We often encounter the question in different forms across various contexts and circumstances. Whether it's hearsay, opinion, news, or the cosmos itself, we ponder over reality throughout our lives. Barring the known laws of the universe, the demarcation between real and unreal depends on our beliefs and biases. As Shankar Vedantam puts it in Hidden Brain, "Reality is a mix of objectively what is happening in the world and what we think about it."
More often than not, we are empowered by the negativity bias, a psychological trait that's argued to serve critical evolutionary adaptive functions.1 And yet, we cherish positivity and hope in all cultures worldwide. Can we do something to live a more positive life?
वितर्कबाधने प्रतिपक्षभावनम् ॥ २.३३॥
Upon being harassed by negative thoughts, one should cultivate counteracting thoughts. 2
A true yogi will focus on positive thoughts to counteract the negativity. Of course, it's easier said than done. But if we are mindful of our emotions and thoughts, we can develop a positive attitude that can keep us rooted in a whirlwind of pessimism and negativity. The objective of Yoga is to attain a Sāttvic state of mind.

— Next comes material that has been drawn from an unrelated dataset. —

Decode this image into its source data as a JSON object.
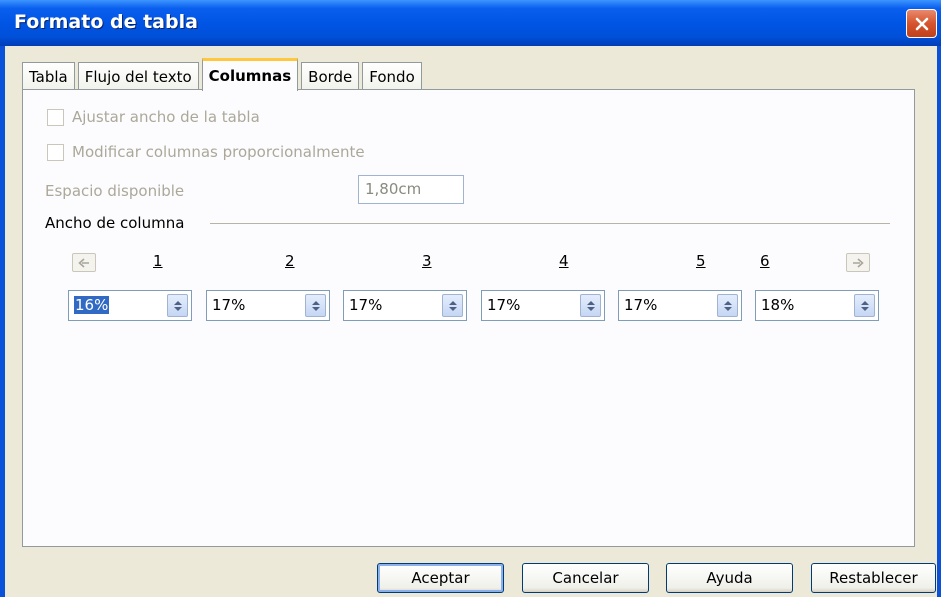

Sāttvic is derived from Sattva, one of the three Gunas in Yoga and Sānkhya philosophy, along with Rajas and Tamas.
Edwin F. Bryant gives a translation of the three Gunas from YogaSutra:
Sattva is characterised by lucidity, tranquillity, wisdom, happiness, and peacefulness; Rajas, by hankering, power, restlessness, and all forms of movement and creative activity; and Tamas, the Guna least favourable by Yoga, by ignorance, delusion, disinterest, lethargy, sleep, and disinclination toward constructive activity.
Despite unfavourable circumstances, we should attempt to invoke the "Sattva Operator" in our minds to convert negativity into positivity. When facing negative thoughts, take a deep breath, acknowledge the thought, and focus on the positive aspects of the situation or the person. Even if the Sāttvic mind seems elusive, with some practice, persistence, and mindfulness, we can strive towards it and achieve equanimity in life.
"Gardens require tending. So do our thoughts. Both pursuits - gardening and philosophy - require an adult's disciplined commitment combined with a child's easy joy." - The Socrates Express
Apply the Sattva Operator in your life. The rewards are worth the effort.